797. All Paths From Source to Target

 

Given a directed, acyclic graph of N nodes.  Find all possible paths from node 0 to node N-1, and return them in any order.

The graph is given as follows:  the nodes are 0, 1, …, graph.length - 1.  graph[i] is a list of all nodes j for which the edge (i, j) exists.

Example:
Input: [[1,2], [3], [3], []] 
Output: [[0,1,3],[0,2,3]] 
Explanation: The graph looks like this:
0--->1
|    |
v    v
2--->3
There are two paths: 0 -> 1 -> 3 and 0 -> 2 -> 3.

Note:

  • The number of nodes in the graph will be in the range [2, 15].
  • You can print different paths in any order, but you should keep the order of nodes inside one path.

 

这道题给了我们一个无回路有向图,包含N个结点,然后让我们找出所有可能的从结点0到结点N-1的路径。
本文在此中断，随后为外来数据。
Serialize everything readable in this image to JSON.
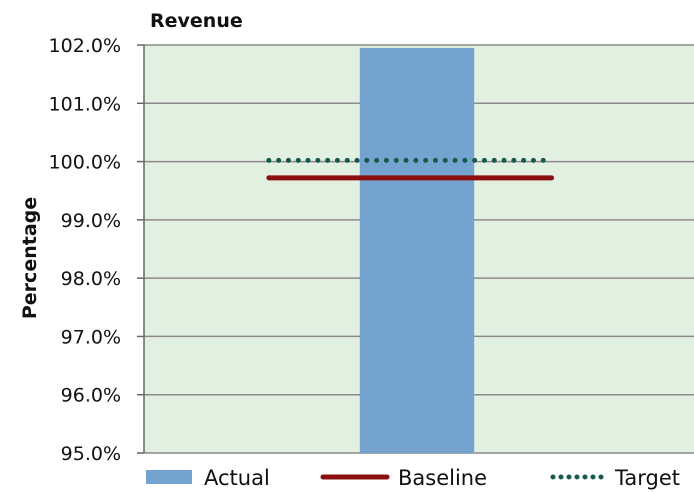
{
  "chart_data": {
    "type": "bar",
    "title": "Revenue",
    "xlabel": "",
    "ylabel": "Percentage",
    "ylim": [
      95.0,
      102.0
    ],
    "yticks": [
      "95.0%",
      "96.0%",
      "97.0%",
      "98.0%",
      "99.0%",
      "100.0%",
      "101.0%",
      "102.0%"
    ],
    "categories": [
      ""
    ],
    "series": [
      {
        "name": "Actual",
        "kind": "bar",
        "values": [
          101.95
        ],
        "color": "#75a3cf"
      },
      {
        "name": "Baseline",
        "kind": "line",
        "values": [
          99.72
        ],
        "color": "#8b0f0f"
      },
      {
        "name": "Target",
        "kind": "dotted-line",
        "values": [
          100.02
        ],
        "color": "#16584a"
      }
    ],
    "grid": true,
    "plot_background": "#e2f0e2",
    "legend_position": "bottom"
  }
}
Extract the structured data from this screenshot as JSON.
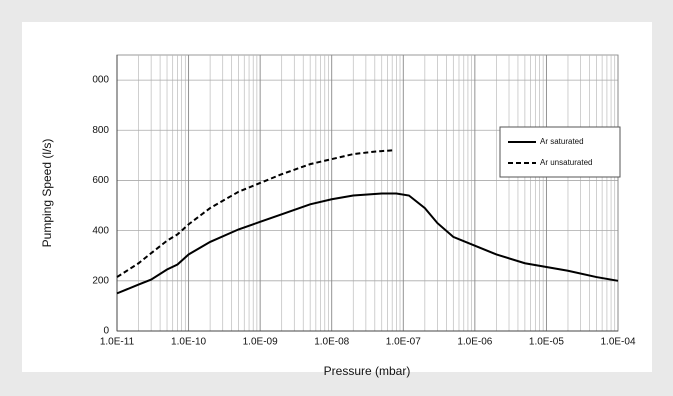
{
  "chart_data": {
    "type": "line",
    "xlabel": "Pressure (mbar)",
    "ylabel": "Pumping Speed (l/s)",
    "xscale": "log",
    "xlim": [
      1e-11,
      0.0001
    ],
    "xticks": [
      {
        "value": 1e-11,
        "label": "1.0E-11"
      },
      {
        "value": 1e-10,
        "label": "1.0E-10"
      },
      {
        "value": 1e-09,
        "label": "1.0E-09"
      },
      {
        "value": 1e-08,
        "label": "1.0E-08"
      },
      {
        "value": 1e-07,
        "label": "1.0E-07"
      },
      {
        "value": 1e-06,
        "label": "1.0E-06"
      },
      {
        "value": 1e-05,
        "label": "1.0E-05"
      },
      {
        "value": 0.0001,
        "label": "1.0E-04"
      }
    ],
    "ylim": [
      0,
      1100
    ],
    "yticks": [
      0,
      200,
      400,
      600,
      800,
      {
        "value": 1000,
        "label": "000"
      }
    ],
    "grid": true,
    "legend": "upper right",
    "series": [
      {
        "name": "Ar saturated",
        "color": "#000000",
        "linestyle": "solid",
        "x": [
          1e-11,
          2e-11,
          3e-11,
          5e-11,
          7e-11,
          1e-10,
          2e-10,
          5e-10,
          1e-09,
          2e-09,
          5e-09,
          1e-08,
          2e-08,
          5e-08,
          8e-08,
          1.2e-07,
          2e-07,
          3e-07,
          5e-07,
          1e-06,
          2e-06,
          5e-06,
          1e-05,
          2e-05,
          5e-05,
          0.0001
        ],
        "values": [
          150,
          185,
          205,
          245,
          265,
          305,
          355,
          405,
          435,
          465,
          505,
          525,
          540,
          548,
          548,
          540,
          490,
          430,
          375,
          340,
          305,
          270,
          255,
          240,
          215,
          200
        ]
      },
      {
        "name": "Ar unsaturated",
        "color": "#000000",
        "linestyle": "dashed",
        "x": [
          1e-11,
          2e-11,
          3e-11,
          5e-11,
          7e-11,
          1e-10,
          2e-10,
          5e-10,
          1e-09,
          2e-09,
          5e-09,
          1e-08,
          2e-08,
          4e-08,
          7e-08
        ],
        "values": [
          215,
          270,
          310,
          360,
          385,
          425,
          490,
          555,
          590,
          625,
          665,
          685,
          705,
          715,
          720
        ]
      }
    ]
  }
}
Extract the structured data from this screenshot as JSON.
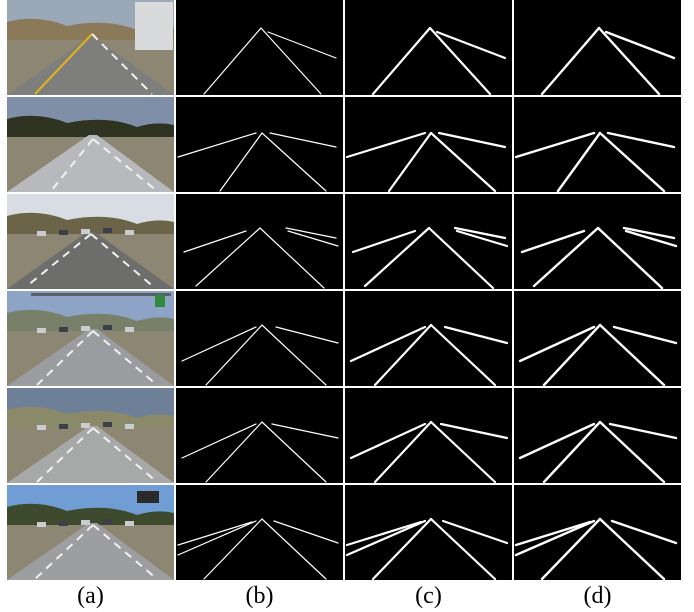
{
  "figure": {
    "columns": [
      {
        "id": "a",
        "label": "(a)",
        "kind": "photo"
      },
      {
        "id": "b",
        "label": "(b)",
        "kind": "mask"
      },
      {
        "id": "c",
        "label": "(c)",
        "kind": "mask"
      },
      {
        "id": "d",
        "label": "(d)",
        "kind": "mask"
      }
    ],
    "rows": [
      {
        "id": "row-1",
        "scene": "desert-highway-truck"
      },
      {
        "id": "row-2",
        "scene": "highway-bright-road"
      },
      {
        "id": "row-3",
        "scene": "highway-traffic-hills"
      },
      {
        "id": "row-4",
        "scene": "highway-gantry-sign"
      },
      {
        "id": "row-5",
        "scene": "highway-cloudy"
      },
      {
        "id": "row-6",
        "scene": "highway-billboard"
      }
    ]
  }
}
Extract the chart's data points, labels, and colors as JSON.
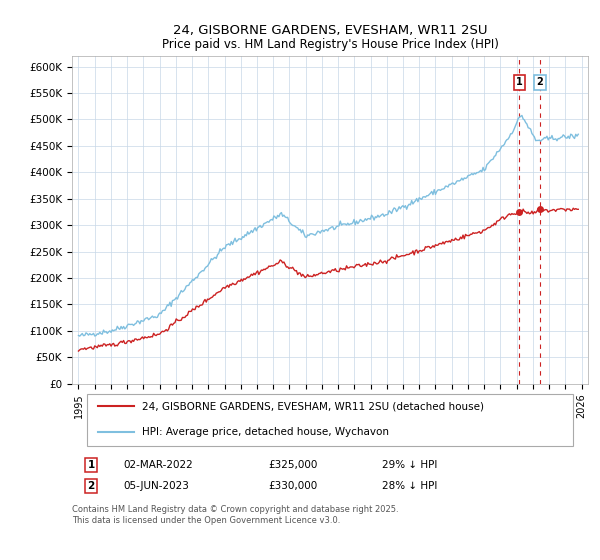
{
  "title": "24, GISBORNE GARDENS, EVESHAM, WR11 2SU",
  "subtitle": "Price paid vs. HM Land Registry's House Price Index (HPI)",
  "hpi_color": "#7fbfdf",
  "price_color": "#cc2222",
  "dashed_line_color": "#cc2222",
  "background_color": "#ffffff",
  "grid_color": "#c8d8e8",
  "ylim": [
    0,
    620000
  ],
  "yticks": [
    0,
    50000,
    100000,
    150000,
    200000,
    250000,
    300000,
    350000,
    400000,
    450000,
    500000,
    550000,
    600000
  ],
  "legend_entries": [
    "24, GISBORNE GARDENS, EVESHAM, WR11 2SU (detached house)",
    "HPI: Average price, detached house, Wychavon"
  ],
  "sale1_date": "02-MAR-2022",
  "sale1_price": 325000,
  "sale1_pct": "29%",
  "sale2_date": "05-JUN-2023",
  "sale2_price": 330000,
  "sale2_pct": "28%",
  "footnote": "Contains HM Land Registry data © Crown copyright and database right 2025.\nThis data is licensed under the Open Government Licence v3.0.",
  "sale1_x": 2022.17,
  "sale2_x": 2023.43,
  "sale1_y": 325000,
  "sale2_y": 330000,
  "xmin": 1994.6,
  "xmax": 2026.4
}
这个图的数据是通过一个类似邻接链表的二维数组给的,最开始的时候博主没看懂输入数据的意思,其实很简单,我们来看例子中的input,[[1,2], [3], [3], []],这是一个二维数组,最外层的数组里面有四个小数组,每个小数组其实就是和当前结点相通的邻结点,由于是有向图,所以只能是当前结点到邻结点,反过来不一定行。那么结点0的邻结点就是结点1和2,结点1的邻结点就是结点3,结点2的邻结点也是3,结点3没有邻结点。那么其实这道题的本质就是遍历邻接链表,由于要列出所有路径情况,那么递归就是不二之选了。我们用cur来表示当前遍历到的结点,初始化为0,然后在递归函数中,先将其加入路径path,如果cur等于N-1了,那么说明到达结点N-1了,将path加入结果res。否则我们再遍历cur的邻接结点,调用递归函数即可,参见代码如下:

 

解法一:

class Solution {
public:
    vector<vector<int>> allPathsSourceTarget(vector<vector<int>>& graph) {
        vector<vector<int>> res;
        helper(graph, 0, {}, res);
        return res;
    }
    void helper(vector<vector<int>>& graph, int cur, vector<int> path, vector<vector<int>>& res) {
        path.push_back(cur);
        if (cur == graph.size() - 1) res.push_back(path);
        else for (int neigh : graph[cur]) helper(graph, neigh, path, res);
    }
};

 

下面这种解法也是递归,不过写法稍有不同,递归函数直接返回结果,这样参数就少了许多,但是思路还是一样的,如果cur等于N-1了,直接将cur先装入数组,再装入结果res中返回。否则就遍历cur的邻接结点,对于每个邻接结点,先调用递归函数,然后遍历其返回的结果,对于每个遍历到的path,将cur加到数组首位置,然后将path加入结果res中即可,这有点像是回溯的思路,路径是从后往前组成的,参见代码如下:

 

解法二:

class Solution {
public:
    vector<vector<int>> allPathsSourceTarget(vector<vector<int>>& graph) {
        return helper(graph, 0);
    }
    vector<vector<int>> helper(vector<vector<int>>& graph, int cur) {
        if (cur == graph.size() - 1) {
            return {{graph.size() - 1}};
        }
        vector<vector<int>> res;
        for (int neigh : graph[cur]) {
            for (auto path : helper(graph, neigh)) {
                path.insert(path.begin(), cur);
                res.push_back(path);
            }
        }
        return res;
    }
};

 

类似题目:

https://leetcode.com/problems/all-paths-from-source-to-target/solution/

https://leetcode.com/problems/all-paths-from-source-to-target/discuss/121135/6-lines-C++-dfs

https://leetcode.com/problems/all-paths-from-source-to-target/discuss/118691/Easy-and-Concise-DFS-Solution-C++-2-line-Python

 

LeetCode All in One 题目讲解汇总(持续更新中…)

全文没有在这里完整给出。